Sunday, February 05, 2006

Thoughts on the Super Bowl commercials

Not caring about either team in the Super Bowl this year, my attention turned to the commercials even more so than usual. Some thoughts as they aired:

  • Harrison Ford: you just look silly in an earring. And lose the goatee.
  • If you need an actor to play an agent, Jay Mohr (Jerry Maguire, "Action") is your man.
  • I'm totally on Pixar's jock, but Cars just looks dumb.
  • I haven't even seen the movie, but Brokeback Mountain now makes me think all cowboys are gay. That probably wasn't Budweiser's intention for their ad.
  • Chimps will make anything funny. The one smoking a cigar and holding a burning dollar bill? Hilarious.
  • Phillip Seymour Hoffman as the bad guy in MI:3! I mean, I was going to see this movie anyway, but now...
  • Given the show's suckitude for the past few years, "from the creator of 'Saturday Night Live'" doesn't have the cachet it once did.
  • The Go Daddy girl. Yummy.
  • Sprint's crime deterrent made me laugh.
  • "Might as well face it.

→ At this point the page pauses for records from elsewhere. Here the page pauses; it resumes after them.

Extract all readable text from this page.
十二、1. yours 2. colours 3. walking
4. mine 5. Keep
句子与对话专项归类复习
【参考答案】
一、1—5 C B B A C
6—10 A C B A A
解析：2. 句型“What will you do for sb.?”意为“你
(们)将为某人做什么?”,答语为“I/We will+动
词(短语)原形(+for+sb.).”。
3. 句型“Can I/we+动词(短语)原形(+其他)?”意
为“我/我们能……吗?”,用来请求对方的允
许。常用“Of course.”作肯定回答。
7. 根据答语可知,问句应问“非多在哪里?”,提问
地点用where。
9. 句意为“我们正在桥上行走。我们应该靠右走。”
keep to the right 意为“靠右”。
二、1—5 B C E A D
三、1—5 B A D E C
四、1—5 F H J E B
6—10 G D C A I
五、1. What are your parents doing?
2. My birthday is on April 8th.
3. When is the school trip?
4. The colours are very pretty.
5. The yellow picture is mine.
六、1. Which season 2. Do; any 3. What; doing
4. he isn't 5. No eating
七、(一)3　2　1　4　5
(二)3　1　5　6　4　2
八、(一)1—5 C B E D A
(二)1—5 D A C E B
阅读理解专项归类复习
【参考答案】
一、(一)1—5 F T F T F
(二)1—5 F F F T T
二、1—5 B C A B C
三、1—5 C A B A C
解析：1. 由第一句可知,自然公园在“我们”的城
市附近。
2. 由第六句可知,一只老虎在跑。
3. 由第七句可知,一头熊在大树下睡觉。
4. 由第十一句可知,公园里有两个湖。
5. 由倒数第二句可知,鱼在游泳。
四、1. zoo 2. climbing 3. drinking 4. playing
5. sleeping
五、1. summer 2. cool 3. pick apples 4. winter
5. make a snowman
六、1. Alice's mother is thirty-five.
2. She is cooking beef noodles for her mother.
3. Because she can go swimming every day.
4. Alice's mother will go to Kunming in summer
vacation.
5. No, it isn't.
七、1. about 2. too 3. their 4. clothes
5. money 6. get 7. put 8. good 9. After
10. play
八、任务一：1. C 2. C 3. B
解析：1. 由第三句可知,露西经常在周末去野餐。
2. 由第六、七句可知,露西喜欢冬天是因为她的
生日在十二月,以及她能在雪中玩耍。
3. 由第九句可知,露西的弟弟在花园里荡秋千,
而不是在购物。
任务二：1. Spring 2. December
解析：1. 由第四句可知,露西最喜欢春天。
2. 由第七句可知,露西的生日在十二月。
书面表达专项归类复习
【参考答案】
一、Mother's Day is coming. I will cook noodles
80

You're addicted to 'Lost'." Cheesy.


Halftime: Mick & company, your pre-Tattoo You music is great, but hang it up already. Try aging with some dignity, if it's not too late. The RS logo stage was cool, though.


  • Anyone else a bit creeped out thinking about the process of the giant robot and monster getting it on so they could produce that Hummer baby?
  • More chimps!
  • I'm thinking that Taco Bell meant to have that girl be geeky, but she's damn cute. Yeah - glasses.
  • Oh, man. Sprint utilizing "Yakety Sax" from Benny Hill's show. Classic.
  • Emerald Nuts was kind of clever.
  • Nice to see McGuyver back.
  • Hey, ABC, don't dumb down society even more. Put a question mark (and not a period) after "Who wouldn't". This ain't an Abbott and Costello routine.
  • A remake of the Billy Crystal/Gregory Hines movie Running Scared? Nope.

Wow. What a craptacular year for Super Bowl commercials.

3 comments:

jasdye said...

um, you forgot the new Burger King nightmare-feast/fred astaire routine.

i think the sprint 'theft-deterrent' got my vote, though.

spydrz said...

Umm, Jay Mohr was much better in Cherry Falls.

Micah said...

jasdye - Based purely on Boob Quotient, I'd have to vote for Go Daddy, but removing that factor I think the Sprint ones were my favorites, too.

spydrz - Says the only person who ever saw that movie.